Recent advances in genetic predisposition to clinical acute lung injury

Abstract

It has been well established that acute lung injury (ALI), and the more severe presentation of acute respiratory distress syndrome (ARDS), constitute complex traits characterized by a multigenic and multifactorial etiology. Identification and validation of genetic variants contributing to disease susceptibility and severity has been hampered by the profound heterogeneity of the clinical phenotype and the role of environmental factors, which includes treatment, on outcome. The critical nature of ALI and ARDS, compounded by the impact of phenotypic heterogeneity, has rendered the amassing of sufficiently powered studies especially challenging. Nevertheless, progress has been made in the identification of genetic variants in select candidate genes, which has enhanced our understanding of the specific pathways involved in disease manifestation. Identification of novel candidate genes for which genetic association studies have confirmed a role in disease has been greatly aided by the powerful tool of high-throughput expression profiling.

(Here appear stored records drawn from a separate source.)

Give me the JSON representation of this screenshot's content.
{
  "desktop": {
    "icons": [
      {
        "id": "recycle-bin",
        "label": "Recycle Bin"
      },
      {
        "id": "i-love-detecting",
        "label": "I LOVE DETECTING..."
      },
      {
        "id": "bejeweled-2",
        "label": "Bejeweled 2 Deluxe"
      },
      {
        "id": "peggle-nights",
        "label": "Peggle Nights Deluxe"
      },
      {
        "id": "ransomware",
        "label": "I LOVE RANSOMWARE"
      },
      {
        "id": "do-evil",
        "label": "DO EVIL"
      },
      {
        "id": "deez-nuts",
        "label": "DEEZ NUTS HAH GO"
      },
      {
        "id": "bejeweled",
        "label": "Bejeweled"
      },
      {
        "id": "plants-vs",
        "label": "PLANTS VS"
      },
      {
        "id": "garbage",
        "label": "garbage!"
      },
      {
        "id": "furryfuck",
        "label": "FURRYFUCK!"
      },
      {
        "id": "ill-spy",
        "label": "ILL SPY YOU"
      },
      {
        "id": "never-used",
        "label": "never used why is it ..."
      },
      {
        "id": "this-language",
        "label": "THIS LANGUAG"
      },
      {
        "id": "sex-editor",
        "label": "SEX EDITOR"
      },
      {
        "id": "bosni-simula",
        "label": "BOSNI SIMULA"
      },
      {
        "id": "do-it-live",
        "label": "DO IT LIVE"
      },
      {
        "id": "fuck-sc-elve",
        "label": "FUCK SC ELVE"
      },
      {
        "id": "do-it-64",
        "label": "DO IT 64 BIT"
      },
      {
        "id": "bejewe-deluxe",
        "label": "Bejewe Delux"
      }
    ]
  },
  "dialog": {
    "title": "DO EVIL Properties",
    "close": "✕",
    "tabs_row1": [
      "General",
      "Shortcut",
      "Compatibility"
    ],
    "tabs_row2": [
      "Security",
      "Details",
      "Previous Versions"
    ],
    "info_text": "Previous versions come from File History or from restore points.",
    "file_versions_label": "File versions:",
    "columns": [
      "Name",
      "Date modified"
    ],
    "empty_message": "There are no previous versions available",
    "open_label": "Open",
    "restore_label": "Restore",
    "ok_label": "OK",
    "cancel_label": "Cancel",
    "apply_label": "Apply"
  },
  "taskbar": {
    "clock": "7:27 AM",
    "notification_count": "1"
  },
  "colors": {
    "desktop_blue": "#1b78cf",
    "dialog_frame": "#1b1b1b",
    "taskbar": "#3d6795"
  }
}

This article will review these studies to date, summarizing candidate genes associated with ALI and ARDS, acknowledging those that have been replicated in independent populations, with a special focus on the specific pathways for which candidate genes identified so far can be clustered.

Fig. 1.

Networks revealed through the Ingenuity Pathways Analysis based on 21 ALI genes established in acute lung injury genetic association studies. The major network of 36 genes (the 12 published ALI genes are highlighted in blue) was merged with the second network of 35 genes (the 9 genes previously associated with ALI are highlighted in green). Molecules highlighted in gray represent molecules that belong to a group (multiple specific molecules with a similar function) or a protein complex made up of multiple protein subunits in the network. Genes/molecules are connected according to their relationships, and the newly added relationships that connect the two networks are also highlighted in orange. The top 5 diseases/disorders related to genes/molecules in the two networks include 1) organismal injury and abnormalities; 2) immunological disease; 3) hematological disease; 4) respiratory disease; and 5) inflammatory disease. Top molecular and cellular functions suggested by the networks are cellular movement, cell death, lipid metabolism, small molecule biochemistry, and cell-to-cell signaling and interaction.